Soranlara: “Ölümü bilenlerdenim,ona ağlamıyorum. Hakk’a isyan olur, iman sarsılır. Vahyin kesildiğine ağlıyorum!..” demişlerdir.

Resûlü Ekrem birgün Hz. Fatıma’ya:

“Kızım! Gözümün nûru Fatıma, canını cehennem ateşinden kurtarmaya çalış!

(Burada ruh buyurmuyor, demekki cesedini demektir.)

zira farzları terk, yasak olan şeyleri işlemeniz sebebiyle azaba sürüklenmenizi

(ALLAH dilerse), üzerinize gelecek azab ve cezayı def edip uzaklaştırmaya

muktedir değilim. Ben yalnız ruhum için Hakk önünde ALLAH’ın izni ile şefâat için

yalvarabilirim.

Hz. Fatıma, kazaya namaz bırakmamışlardır.

Ramazan ayının üçüncü günü oruçlu iken ruhlarını teslim etmişlerdir.

Ölümünden evvel kendilerini gusletmişler ve yeni giydiği elbiseleri ile defnedilmelerdir.

Hücrenin cenubundadır.

Resûlü Ekrem’in süt anneleri Halime, İmam Mâlik de yakınlında defnedilmelerdir.

Hz. Fatıma için Resûlü Ekrem buyurmuştur:

“Fatıma benden bir parçadır.”

“Kızım insan hurisidir.”

Resûlü Ekrem’e peygamberlik geldiği sene doğmuşlardır.

Cemaziyel âhir 20 Cuma günü dünyaya gelmişlerdir.

İlk iman eden Hz. Hatice’den helâl İslam sütü emmiştir.

Resûlü Ekrem’den 6 ay sonra hicretin 11 inci yılında 25-26 yaşlarında vefât etmişlerdir.

Âyet 11:

ALLAH’ın rahmeti hududsuzdur.

O rahmete ehil olmasan bile, ALLAH’ın rahmetinin sana ulaşmaya kudreti vardır. Bunu unutma!..

Âyet 12:

Yüzüne baktığın zaman sana ALLAH’ı hatırlatan kimse ALLAH’ın velîsidir.

Şüphe etme!

Onu taklid etmeye çalış!

Sual sorarak onu örseleme.

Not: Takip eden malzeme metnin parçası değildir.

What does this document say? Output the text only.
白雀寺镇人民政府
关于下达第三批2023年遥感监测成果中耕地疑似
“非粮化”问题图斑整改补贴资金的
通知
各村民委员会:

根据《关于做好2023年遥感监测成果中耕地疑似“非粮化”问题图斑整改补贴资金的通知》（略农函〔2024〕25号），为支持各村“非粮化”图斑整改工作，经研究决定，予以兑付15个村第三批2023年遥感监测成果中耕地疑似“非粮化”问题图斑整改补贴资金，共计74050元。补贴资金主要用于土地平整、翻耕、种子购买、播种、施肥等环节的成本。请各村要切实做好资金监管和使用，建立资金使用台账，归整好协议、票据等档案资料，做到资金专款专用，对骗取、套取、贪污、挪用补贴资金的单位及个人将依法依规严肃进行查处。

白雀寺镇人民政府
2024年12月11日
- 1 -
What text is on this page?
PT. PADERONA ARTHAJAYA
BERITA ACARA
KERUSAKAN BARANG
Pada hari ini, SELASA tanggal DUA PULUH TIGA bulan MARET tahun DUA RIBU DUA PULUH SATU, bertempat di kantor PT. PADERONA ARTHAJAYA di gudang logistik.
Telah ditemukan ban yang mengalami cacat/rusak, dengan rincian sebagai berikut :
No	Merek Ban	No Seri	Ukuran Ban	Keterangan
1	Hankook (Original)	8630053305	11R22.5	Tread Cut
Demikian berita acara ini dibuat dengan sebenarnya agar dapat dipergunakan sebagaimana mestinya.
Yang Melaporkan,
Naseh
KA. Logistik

Senin temizliğin derecesinde sormak istediğin sualleri sor...

25.08.1979 Cumartesi

İrtihal : Bir yerden başka yere göçmek, gitmek. Nakl-i mekân etmek. * Ölmek. Cemaziiyel âhir : Arabi ayların altıncısıdır. (Arabi aylar: Muharrem, Safer, Rabiyy-ül-evvel, Rabiyy-ül-âhir, Cemaziyel-evvel, Cemaziyel-ahir, Receb, şaban, Ramazan, şevval, Zilkade, Zilhicce'dir)

Örselemek : Taze ve diri bir bitkiyi koparmadan buruşturmak.